Dressing Rooms

Mary Katrantzou’s clever spring collection blurs the line between fashion and interior design.


“I didn’t start in fashion,” says 28-year-old Mary Katrantzou from her studio in East London’s Hackney neighborhood. “I’m always looking at beauty through other kinds of design.” This orientation has never been clearer than in Katrantzou’s spring 2011 collection, Ceci N’est Pas une Chambre, a grouping of skirts, dresses, and jumpsuits printed with hyper-real images of interiors and landscapes. Katrantzou, an Athens-born Central Saint Martins graduate who trained in architecture before getting into the fashion game, was inspired by the photographs of Guy Bourdin and Helmut Newton. “A woman would be a part of the aesthetic of an entire room,” she says of their work.
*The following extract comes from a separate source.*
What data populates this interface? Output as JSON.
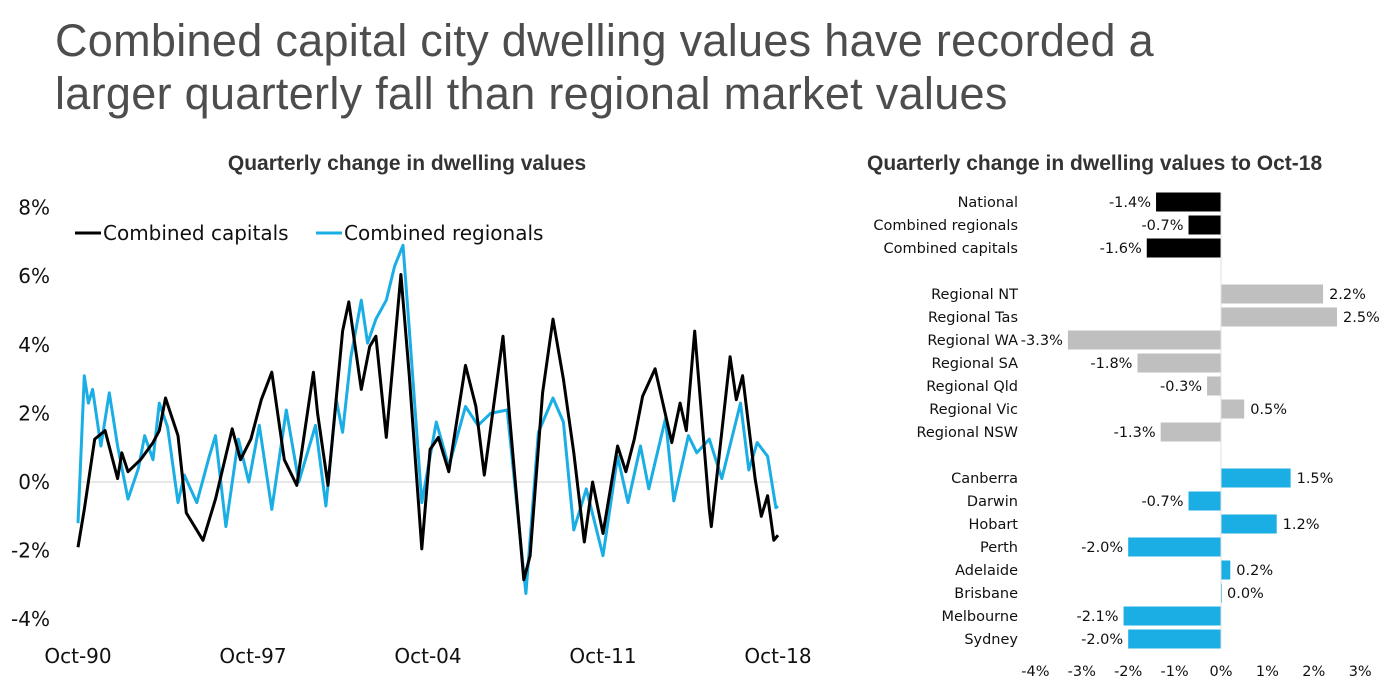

At first Katrantzou attempted to incorporate images of the female form into her own prints but found the results to be “too arty and ethereal.” Instead, she decided to let women inhabit rooms in the most immediate way possible: by wearing them.

Katrantzou, who founded her label two years ago, is on a professional roll—she debuted her third capsule collection for Topshop this season, won the Swiss Textiles Award last year, and recently put out a perfume with the indie company Six Scents. Still, taking this collection in such a high-concept direction terrified her. “I didn’t want to go too far, and I thought it could be difficult saleswise,” she says. She needn’t have worried: Singers Katy Perry and Nicki Minaj as well as stylist–cum–fashion icon Anna Dello Russo have already come calling. And next season Katrantzou is building on her decor-inspired theme: Her fall 2011 line takes its cue from Meissen porcelain, Fabergé eggs, and other design objets.